É impossível não começar uma crítica sobre um filme argentino sem enaltecer a competência do roteiro, o que virou quase um chavão regional. Juan José Campanella é um dos nomes que ajudam a manter a alcunha, sobretudo após ser o responsável pelo último Oscar ao país com seu O Segredo dos Seus Olhos, e agora lança A Grande Dama do Cinema, uma dramédia sagaz em que apura sua habilidade em lidar com os códigos cinematográficos de uma trama.

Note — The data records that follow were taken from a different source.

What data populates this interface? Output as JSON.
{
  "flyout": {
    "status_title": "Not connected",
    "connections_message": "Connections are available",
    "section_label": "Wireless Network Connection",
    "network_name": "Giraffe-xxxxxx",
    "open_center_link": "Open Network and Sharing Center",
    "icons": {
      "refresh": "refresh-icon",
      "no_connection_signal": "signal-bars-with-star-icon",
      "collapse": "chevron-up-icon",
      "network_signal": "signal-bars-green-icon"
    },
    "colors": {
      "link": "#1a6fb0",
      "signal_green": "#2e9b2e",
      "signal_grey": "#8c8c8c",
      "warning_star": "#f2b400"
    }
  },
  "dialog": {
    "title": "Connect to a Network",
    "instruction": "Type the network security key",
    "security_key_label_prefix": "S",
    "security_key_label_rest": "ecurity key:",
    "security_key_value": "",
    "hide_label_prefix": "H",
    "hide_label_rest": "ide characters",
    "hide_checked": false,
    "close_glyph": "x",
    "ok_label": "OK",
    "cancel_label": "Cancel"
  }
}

Mora Ordaz (Graciela Borges, brilhante) foi uma grande estrela do cinema anos atrás, e hoje vive no ostracismo e na decadência de uma mansão caindo aos pedaços e cheia de ratos. O lugar é o reflexo do barroquismo falido em que vive. Ela mora com o marido, Pedro (Luis Brandoni, extraordinário), um péssimo ator que performava na época áurea da esposa, além dos adoravelmente cínicos, diretor e roteirista de seus filmes, Norberto (Oscar Martinez) e Martin (Marcos Mundstock).
Uma “família” inusitada e excêntrica da qual o diretor extrai muita humanidade e diálogos cheio de um espirituosismo mordaz, mesmo sob o conforto do saudosismo. A vida desse quarteto começa a implodir quando um casal de jovens chega a residência, teoricamente perdidos e precisando usar o telefone, e reconhecem a atriz, dando ponto de partida para um intrincado envolvimento entre eles.
Adaptação de um clássico portenho de 1976, Los Muchacos de Antes no Usaban Arsénico, de José Martínez Soárez, o longa traz muita a influência de outro clássico, Crepúsculo dos Deuses (1950), obra-prima de Billy Wilder especialmente na observação afetiva e corrosiva de personagens em conflitos de identidades. Mas Campanella adensa essa referência através do humor farsesco dialogando competentemente com as convenções do melodrama.
E mesmo que o roteiro às vezes esbarre no limite do absurdo (especialmente num momento de virada da história), é muito saboroso de acompanhar a inteligência com que ele é desenvolvido. Assim como o domínio do diretor para que essas linguagens funcionem, tornando o resultado divertidíssimo. A rapidez dos diálogos, o timing e compreensão dos atores veteranos (que estão se divertindo) e a direção encadeada de Campanella resultam num filme que não só é reverente ao próprio cinema como a nós espectadores. Um luxo nos dias atuais.